Gov. Scott Walker delivered a passionate defense of Wisconsin’s reforms at the Conservative Political Action Conference on Friday night. The embattled Republican governor used his keynote speech at CPAC to outline what’s at stake in Wisconsin and other states if his budget reforms are rolled back.
“Our most powerful tool is the truth,” Walker told an excited crowd of conservatives, who gave him two standing ovations. He defended his actions as courageous with labor unions mounting a recall campaign to remove him from office. Unions have already financed recall efforts against state senators, losing four of the six campaigns they ran against incumbent Republicans.

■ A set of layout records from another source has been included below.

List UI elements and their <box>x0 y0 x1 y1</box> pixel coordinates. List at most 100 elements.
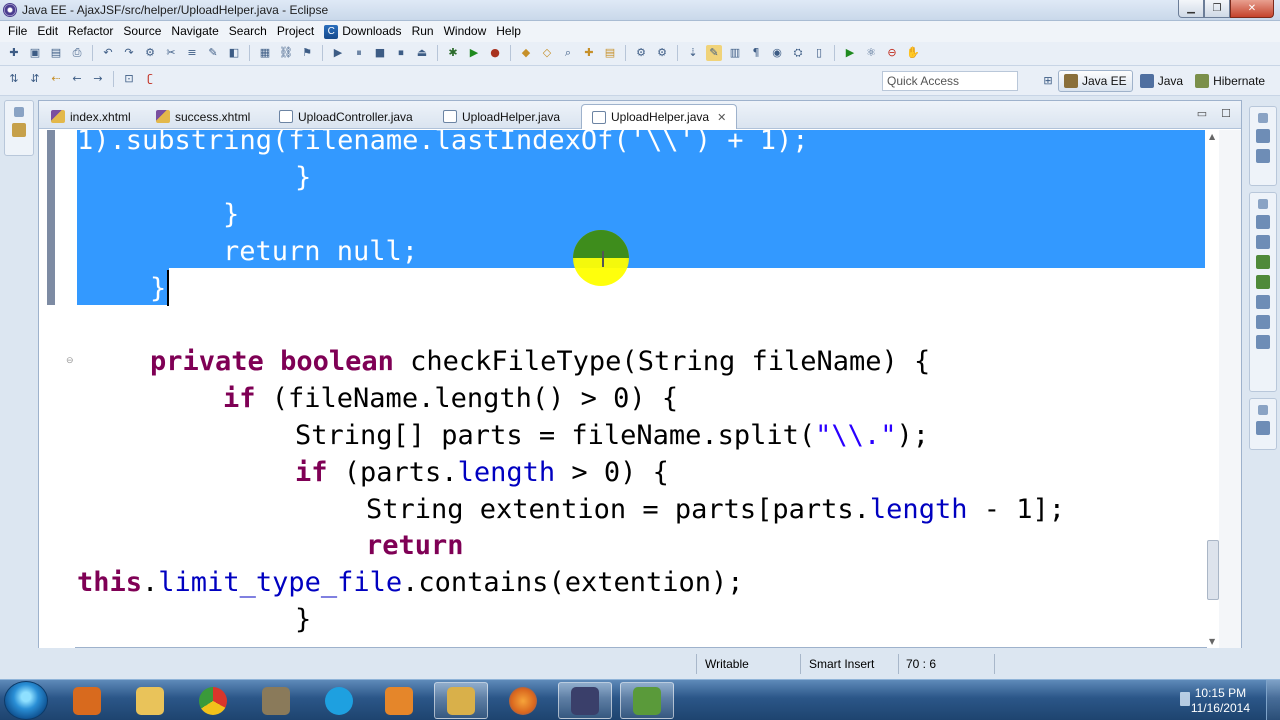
new-package-icon[interactable]: ▤ <box>602 45 618 61</box>
tab-success-xhtml[interactable]: success.xhtml <box>146 104 260 129</box>
start-button[interactable] <box>4 681 48 720</box>
step-over-icon[interactable]: ▶ <box>330 45 346 61</box>
minimize-view-icon[interactable]: ▭ <box>1197 107 1207 120</box>
forward-icon[interactable]: → <box>90 71 106 87</box>
task-list-icon[interactable] <box>1256 149 1270 163</box>
taskbar-firefox[interactable] <box>496 682 550 719</box>
tab-upload-controller[interactable]: UploadController.java <box>269 104 423 129</box>
perspective-java[interactable]: Java <box>1135 70 1188 92</box>
step-icon[interactable]: ⚛ <box>863 45 879 61</box>
quick-access-input[interactable]: Quick Access <box>882 71 1018 91</box>
menu-source[interactable]: Source <box>118 21 166 42</box>
status-insert-mode[interactable]: Smart Insert <box>809 657 874 671</box>
tab-upload-helper-active[interactable]: UploadHelper.java ✕ <box>581 104 738 129</box>
taskbar-eclipse[interactable] <box>558 682 612 719</box>
servers-icon[interactable] <box>1256 255 1270 269</box>
search-view-icon[interactable] <box>1256 335 1270 349</box>
stop-icon[interactable]: ■ <box>372 45 388 61</box>
show-whitespace-icon[interactable]: ¶ <box>748 45 764 61</box>
terminate-red-icon[interactable]: ⊖ <box>884 45 900 61</box>
cut-icon[interactable]: ✂ <box>163 45 179 61</box>
spring-icon[interactable]: ʗ <box>142 71 158 87</box>
menu-run[interactable]: Run <box>407 21 439 42</box>
maximize-view-icon[interactable]: ☐ <box>1221 107 1231 120</box>
taskbar-office[interactable] <box>372 682 426 719</box>
step-into-icon[interactable]: ⏸ <box>351 45 367 61</box>
open-resource-icon[interactable]: ◇ <box>539 45 555 61</box>
format-icon[interactable]: ≡ <box>184 45 200 61</box>
build-icon[interactable]: ⚙ <box>142 45 158 61</box>
menu-window[interactable]: Window <box>439 21 492 42</box>
menu-downloads[interactable]: C Downloads <box>319 21 406 42</box>
properties-icon[interactable] <box>1256 235 1270 249</box>
redo-icon[interactable]: ↷ <box>121 45 137 61</box>
taskbar-windows-explorer[interactable] <box>123 682 177 719</box>
link-icon[interactable]: ⛓ <box>278 45 294 61</box>
tray-arrow-icon[interactable] <box>1180 692 1190 706</box>
menu-help[interactable]: Help <box>491 21 526 42</box>
palette-icon[interactable] <box>1256 421 1270 435</box>
run-external-icon[interactable]: ● <box>487 45 503 61</box>
scroll-up-icon[interactable]: ▲ <box>1209 132 1215 141</box>
menu-navigate[interactable]: Navigate <box>166 21 223 42</box>
globe-icon[interactable]: ◉ <box>769 45 785 61</box>
close-button[interactable]: ✕ <box>1230 0 1274 18</box>
server-icon[interactable]: ▦ <box>257 45 273 61</box>
taskbar-gimp[interactable] <box>249 682 303 719</box>
maximize-button[interactable]: ❐ <box>1204 0 1230 18</box>
restore-icon[interactable] <box>1258 113 1268 123</box>
annotation-icon[interactable]: ⚑ <box>299 45 315 61</box>
new-class-icon[interactable]: ✚ <box>581 45 597 61</box>
scroll-down-icon[interactable]: ▼ <box>1209 637 1215 646</box>
gear-icon[interactable]: ⚙ <box>654 45 670 61</box>
taskbar-skype[interactable] <box>312 682 366 719</box>
taskbar-chrome[interactable] <box>186 682 240 719</box>
menu-project[interactable]: Project <box>272 21 319 42</box>
save-all-icon[interactable]: ▤ <box>48 45 64 61</box>
debug-icon[interactable]: ✱ <box>445 45 461 61</box>
snippets-icon[interactable] <box>1256 295 1270 309</box>
restore-icon[interactable] <box>1258 405 1268 415</box>
code-editor[interactable]: 1).substring(filename.lastIndexOf('\\') … <box>39 130 1241 648</box>
undo-icon[interactable]: ↶ <box>100 45 116 61</box>
open-perspective-icon[interactable]: ⊞ <box>1040 73 1056 89</box>
block-selection-icon[interactable]: ▥ <box>727 45 743 61</box>
back-icon[interactable]: ← <box>69 71 85 87</box>
minimize-button[interactable]: ▁ <box>1178 0 1204 18</box>
disconnect-icon[interactable]: ⏏ <box>414 45 430 61</box>
markers-icon[interactable] <box>1256 215 1270 229</box>
search-icon[interactable]: ⌕ <box>560 45 576 61</box>
menu-search[interactable]: Search <box>224 21 272 42</box>
new-icon[interactable]: ✚ <box>6 45 22 61</box>
perspective-hibernate[interactable]: Hibernate <box>1190 70 1270 92</box>
mark-occurrences-icon[interactable]: ✎ <box>706 45 722 61</box>
print-icon[interactable]: ⎙ <box>69 45 85 61</box>
scrollbar-thumb[interactable] <box>1207 540 1219 600</box>
next-annotation-icon[interactable]: ⇅ <box>6 71 22 87</box>
vertical-scrollbar[interactable]: ▲ ▼ <box>1207 130 1219 648</box>
server-start-icon[interactable]: ⚙ <box>633 45 649 61</box>
taskbar-notepad[interactable] <box>620 682 674 719</box>
terminate-icon[interactable]: ⏹ <box>393 45 409 61</box>
restore-icon[interactable] <box>1258 199 1268 209</box>
toggle-icon[interactable]: ◧ <box>226 45 242 61</box>
taskbar-media-player[interactable] <box>60 682 114 719</box>
console-icon[interactable] <box>1256 315 1270 329</box>
outline-icon[interactable] <box>1256 129 1270 143</box>
menu-refactor[interactable]: Refactor <box>63 21 118 42</box>
hand-icon[interactable]: ✋ <box>905 45 921 61</box>
clock[interactable]: 10:15 PM 11/16/2014 <box>1191 686 1250 716</box>
taskbar-file-explorer[interactable] <box>434 682 488 719</box>
pin-editor-icon[interactable]: ⊡ <box>121 71 137 87</box>
menu-file[interactable]: File <box>3 21 32 42</box>
open-type-icon[interactable]: ◆ <box>518 45 534 61</box>
tab-index-xhtml[interactable]: index.xhtml <box>41 104 141 129</box>
package-explorer-icon[interactable] <box>12 123 26 137</box>
tab-upload-helper[interactable]: UploadHelper.java <box>433 104 570 129</box>
perspective-java-ee[interactable]: Java EE <box>1058 70 1133 92</box>
restore-icon[interactable] <box>14 107 24 117</box>
show-desktop-button[interactable] <box>1266 680 1280 720</box>
previous-annotation-icon[interactable]: ⇵ <box>27 71 43 87</box>
menu-edit[interactable]: Edit <box>32 21 63 42</box>
data-source-icon[interactable] <box>1256 275 1270 289</box>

Walker said unions are motivated because of the reforms he and the legislature put in place shortly after he took office in 2011. They encompassed a range of issues — tax incentives for job creators, regulatory relief, tort reform and new options for health savings accounts — but the most controversial addressed government unions.
Walker reformed the collective bargaining system in Wisconsin, empowering state and local governments to address budget deficits by asking government employees to make a 5.8% pension contribution (about the national average) and 12.6% health insurance contribution (about half the national average).
“Collective bargaining is not a right,” Walker said. “In the public sector, collective bargaining is an expensive entitlement.”
>> Watch our myth vs. fact video on Walker’s reforms.
Walker said his changes have saved jobs in schools. Just one example is the Kaukauna School District in eastern Wiscsonsin, which turned a $400,000 deficit into a $1.5 million surplus, according to the state’s reform and results website. More teachers were hired in Kaukauna, allowing the district to lower classroom sizes and use the surplus for merit pay.
“Our reforms end seniority and tenure,” Walker said, noting that talented young teachers no longer face the threat of layoffs simply because they were the last hired. “We can put the best and brightest in our classrooms — and we can keep them there.”
In addition to having a notable impact on school districts, Walker said the reforms enacted last year have transformed the entire business climate in the state. Walked cited a survey from 2010 revealing that just 10 percent of businesses thought Wisconsin was headed in the right direction. That number rose to 94 percent this year.
“We thought more about the next generation than the next election,” Walker said.